In reality, they are neither. Here's how Ornstein - a conservative himself - and Mann put it:
The GOP has become an insurgent outlier in American politics. It is ideologically extreme; scornful of compromise; unmoved by conventional understanding of facts, evidence and science; and dismissive of the legitimacy of its political opposition.
And yet, Republicans - with Democratic complicity - have been extraordinarily effective at stealth sabotage of government. Since Reagan, they've been claiming government can't do a thing right, making it so when they are in power, and filibustering it into incompetence when they aren't.
But because Democrats haven't called them on it and the corporate-controlled news media has given them a cloak of secrecy, most Americans aren't aware of how badly Republicans have undercut governance and government - how they have intentionally brought about the failures they point to as evidence that government can't do anything. And as government failures mounted, people have been crying a pox on both their houses, and faith in government is now at an all-time low.
This explains one of the great conundrums of politics. A sizable majority of Americans hold liberal positions on an issue-by-issue basis, but most are loath to call themselves liberals. And exit polls confirm that the political narrative is still shaped by meta-myths created by Republicans. Big gubmint' caint do nothin' right. The magic markets and the private sector will provide all good things by pure serendipity. Taxes are always bad. Regulation stifles growth ya da, ya da, ya da.

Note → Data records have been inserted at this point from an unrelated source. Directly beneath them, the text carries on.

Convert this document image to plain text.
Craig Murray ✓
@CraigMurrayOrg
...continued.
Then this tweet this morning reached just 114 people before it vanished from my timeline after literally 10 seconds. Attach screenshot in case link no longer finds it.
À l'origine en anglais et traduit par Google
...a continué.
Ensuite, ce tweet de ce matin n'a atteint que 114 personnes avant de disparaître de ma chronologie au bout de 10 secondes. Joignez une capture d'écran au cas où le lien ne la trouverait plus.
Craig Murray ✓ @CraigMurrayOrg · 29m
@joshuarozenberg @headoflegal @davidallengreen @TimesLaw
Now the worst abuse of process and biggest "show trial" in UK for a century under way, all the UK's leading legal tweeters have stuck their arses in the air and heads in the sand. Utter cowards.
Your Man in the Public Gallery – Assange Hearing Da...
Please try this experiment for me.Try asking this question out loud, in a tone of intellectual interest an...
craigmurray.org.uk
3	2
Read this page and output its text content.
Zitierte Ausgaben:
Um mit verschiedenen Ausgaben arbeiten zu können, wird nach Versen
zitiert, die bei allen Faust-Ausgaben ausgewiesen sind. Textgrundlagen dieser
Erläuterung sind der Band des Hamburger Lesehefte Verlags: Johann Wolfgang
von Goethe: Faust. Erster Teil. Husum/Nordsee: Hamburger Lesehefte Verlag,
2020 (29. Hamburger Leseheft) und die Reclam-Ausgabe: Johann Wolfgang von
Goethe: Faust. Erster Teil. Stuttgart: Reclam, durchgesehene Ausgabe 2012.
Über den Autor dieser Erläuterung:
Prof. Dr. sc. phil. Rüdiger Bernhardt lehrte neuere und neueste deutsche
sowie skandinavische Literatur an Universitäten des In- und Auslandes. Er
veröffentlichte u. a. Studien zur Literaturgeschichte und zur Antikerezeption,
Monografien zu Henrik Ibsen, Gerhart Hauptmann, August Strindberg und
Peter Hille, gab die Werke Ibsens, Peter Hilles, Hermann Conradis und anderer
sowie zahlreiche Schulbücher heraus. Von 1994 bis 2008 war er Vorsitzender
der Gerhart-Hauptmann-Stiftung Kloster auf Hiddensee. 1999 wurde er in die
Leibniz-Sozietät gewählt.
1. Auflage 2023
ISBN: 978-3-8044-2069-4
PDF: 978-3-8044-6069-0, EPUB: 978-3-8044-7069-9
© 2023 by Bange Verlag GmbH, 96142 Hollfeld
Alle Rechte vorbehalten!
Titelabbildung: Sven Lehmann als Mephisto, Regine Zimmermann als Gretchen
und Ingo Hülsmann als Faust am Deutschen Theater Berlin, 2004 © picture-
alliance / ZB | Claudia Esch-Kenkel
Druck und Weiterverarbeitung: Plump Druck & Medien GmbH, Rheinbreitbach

As long as these myths survive, it will be difficult to pull the country back from the political cliff that has led to the fiscal cliff. And as long as Democrats fail to confront these issues, the myths will survive.
This campaign was a start. After ignoring the fundamental differences between the parties for three years and nearly compromising away core liberal and progressive values, this administration and this President were forced to stake out the liberal position. The embrace was reluctant, but they had no choice.
And Liberalism won.
Democrats now have an historic opportunity to put a stake in the heart of these destructive meta-myths and wrest control of the country from the clutches of the plutocrats. It they don't seize this opportunity, they will continue to win battles while losing the war.
What must they do?
Take on the myths. Consolidate and extend the ground gained in this election, don't retreat from them. Polls show that Americans would rather raise taxes than gut social security Medicare, and Medicaid in order to balance the budget. In fact, the vast majority of Americans don't believe deficits should be our number one issue right now - they think job creation should be. So how much political courage would it take to stand up the Republicans when they start trying to raise a panic?
And how much would it take to embrace the Congressional Progressive Caucus's Budget4All, which balances the budget sooner than any Republican proposal and uses popular measures to do it?
If Republicans choose to filibuster, make them wear diapers. Make them stand in front of the American people day after day, defending tax cuts for corporations and the rich and tax increases for middle and low income Americans; make them call for eviscerating social security, eliminating Medicare as we know it, gutting Medicaid, cutting Pell grants for students, deregulating industry, giving tax credits for shipping jobs overseas - the whole shebang.
By putting a spotlight on their policies, we'll not only avoid a fiscal cliff, we'll escape a much more serious political cliff we've been hurtling toward for 30 years now.